Maria was convicted 14 times for prostitution. She stated that she was accused of stealing because she didn’t have enough money to purchase meals.
“I could see all of my ribcage. All of my bones could be seen. “At that point I resolved to devote all my efforts to improving myself,” she said. “This type of sickness eats you alive if you don’t take care of your body.”
Ramona works full-time to help pay for her daughter’s college education. But Ramona has been denied the chance to pursue her dreams. However, she doesn’t think it is too late.
Ramona, who spoke little English, struggled for years in finding the right information to help her get rid of her New York City and New Jersey criminal convictions. It was a long process of trial and error. Before contacting the Legal Aid Society, in 2021 she worked with her daughter non-stop to pay $4,000.

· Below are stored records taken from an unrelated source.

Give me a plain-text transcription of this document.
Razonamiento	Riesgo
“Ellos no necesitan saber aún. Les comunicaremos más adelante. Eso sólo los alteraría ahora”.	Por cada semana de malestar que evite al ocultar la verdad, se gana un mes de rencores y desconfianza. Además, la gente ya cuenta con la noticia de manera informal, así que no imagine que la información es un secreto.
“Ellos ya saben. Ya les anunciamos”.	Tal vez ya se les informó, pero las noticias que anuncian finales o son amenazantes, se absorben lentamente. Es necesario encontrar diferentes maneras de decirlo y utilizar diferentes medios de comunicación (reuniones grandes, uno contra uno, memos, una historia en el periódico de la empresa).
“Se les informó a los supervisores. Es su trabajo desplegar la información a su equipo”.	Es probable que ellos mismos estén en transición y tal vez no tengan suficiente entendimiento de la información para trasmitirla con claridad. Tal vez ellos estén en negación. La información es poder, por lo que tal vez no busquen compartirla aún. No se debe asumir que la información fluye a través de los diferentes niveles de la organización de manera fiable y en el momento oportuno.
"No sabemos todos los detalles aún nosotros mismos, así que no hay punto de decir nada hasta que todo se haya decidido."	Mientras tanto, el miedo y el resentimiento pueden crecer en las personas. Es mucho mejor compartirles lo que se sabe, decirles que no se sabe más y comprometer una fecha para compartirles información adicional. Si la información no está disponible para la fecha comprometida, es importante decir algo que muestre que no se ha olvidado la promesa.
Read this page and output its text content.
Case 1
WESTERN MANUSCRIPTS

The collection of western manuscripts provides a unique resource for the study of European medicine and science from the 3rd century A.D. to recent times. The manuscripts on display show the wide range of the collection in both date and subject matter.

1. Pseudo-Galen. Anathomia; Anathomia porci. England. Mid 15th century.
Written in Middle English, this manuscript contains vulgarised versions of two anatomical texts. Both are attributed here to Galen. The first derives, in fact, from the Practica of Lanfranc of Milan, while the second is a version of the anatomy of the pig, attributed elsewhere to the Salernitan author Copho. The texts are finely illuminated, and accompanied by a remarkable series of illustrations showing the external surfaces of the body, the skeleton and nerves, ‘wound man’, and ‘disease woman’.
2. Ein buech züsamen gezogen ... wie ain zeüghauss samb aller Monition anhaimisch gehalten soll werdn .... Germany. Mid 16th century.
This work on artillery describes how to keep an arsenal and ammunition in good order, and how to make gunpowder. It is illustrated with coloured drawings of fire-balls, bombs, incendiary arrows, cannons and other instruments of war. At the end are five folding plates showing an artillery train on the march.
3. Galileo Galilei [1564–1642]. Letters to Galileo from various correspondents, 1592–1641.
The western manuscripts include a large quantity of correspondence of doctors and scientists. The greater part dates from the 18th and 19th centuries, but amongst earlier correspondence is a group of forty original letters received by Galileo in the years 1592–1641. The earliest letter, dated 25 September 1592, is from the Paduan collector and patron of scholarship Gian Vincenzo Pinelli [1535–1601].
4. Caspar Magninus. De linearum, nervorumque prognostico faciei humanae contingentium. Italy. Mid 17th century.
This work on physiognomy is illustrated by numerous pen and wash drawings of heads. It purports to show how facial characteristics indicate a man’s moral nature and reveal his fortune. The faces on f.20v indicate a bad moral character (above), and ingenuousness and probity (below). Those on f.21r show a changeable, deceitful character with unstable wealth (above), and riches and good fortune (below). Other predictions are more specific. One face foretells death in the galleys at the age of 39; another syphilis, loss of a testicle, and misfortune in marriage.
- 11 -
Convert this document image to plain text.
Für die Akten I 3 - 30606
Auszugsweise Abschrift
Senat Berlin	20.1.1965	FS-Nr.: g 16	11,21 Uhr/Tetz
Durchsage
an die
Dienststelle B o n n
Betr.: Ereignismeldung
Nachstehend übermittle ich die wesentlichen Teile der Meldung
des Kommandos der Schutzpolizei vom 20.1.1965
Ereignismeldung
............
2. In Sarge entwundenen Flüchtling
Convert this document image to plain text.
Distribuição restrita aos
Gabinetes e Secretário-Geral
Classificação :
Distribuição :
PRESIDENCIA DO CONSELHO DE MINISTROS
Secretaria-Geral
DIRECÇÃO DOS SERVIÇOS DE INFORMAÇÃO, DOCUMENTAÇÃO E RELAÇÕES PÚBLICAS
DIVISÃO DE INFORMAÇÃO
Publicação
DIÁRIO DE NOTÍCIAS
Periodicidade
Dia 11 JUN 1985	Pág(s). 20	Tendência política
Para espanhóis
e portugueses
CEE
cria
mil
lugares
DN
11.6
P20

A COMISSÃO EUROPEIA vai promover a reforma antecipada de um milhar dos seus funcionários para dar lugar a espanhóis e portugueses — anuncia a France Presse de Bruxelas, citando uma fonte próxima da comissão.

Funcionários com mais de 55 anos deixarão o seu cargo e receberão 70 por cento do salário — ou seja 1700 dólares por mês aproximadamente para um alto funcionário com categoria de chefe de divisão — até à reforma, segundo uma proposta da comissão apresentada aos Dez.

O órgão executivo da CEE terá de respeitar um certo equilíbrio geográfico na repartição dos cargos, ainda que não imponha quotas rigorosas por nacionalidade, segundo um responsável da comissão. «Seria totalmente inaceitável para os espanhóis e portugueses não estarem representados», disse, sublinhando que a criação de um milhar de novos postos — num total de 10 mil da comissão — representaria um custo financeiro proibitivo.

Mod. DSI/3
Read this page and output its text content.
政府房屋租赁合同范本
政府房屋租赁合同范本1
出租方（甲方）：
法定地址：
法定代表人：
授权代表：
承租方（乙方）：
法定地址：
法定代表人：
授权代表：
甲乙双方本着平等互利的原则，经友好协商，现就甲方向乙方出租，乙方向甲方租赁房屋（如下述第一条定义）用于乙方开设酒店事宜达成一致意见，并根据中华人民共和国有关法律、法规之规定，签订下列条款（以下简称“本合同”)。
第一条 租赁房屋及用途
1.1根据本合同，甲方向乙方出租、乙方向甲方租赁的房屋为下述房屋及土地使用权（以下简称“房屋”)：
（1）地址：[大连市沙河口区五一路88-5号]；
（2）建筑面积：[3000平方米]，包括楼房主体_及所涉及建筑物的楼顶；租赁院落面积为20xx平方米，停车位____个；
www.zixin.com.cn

Now, she wants to teach kindergarten in her native country, which she started more than 30 years back, and to fight for other people who are still hidden.
“A lot of women are serving sentences that they don’t deserve in prison.” She stated that many women have died because of fear or ignorance.
“Now that all the lawsuits have been dropped, my life has changed… Perhaps one day I’ll finally be able to accomplish what I had originally planned to do.”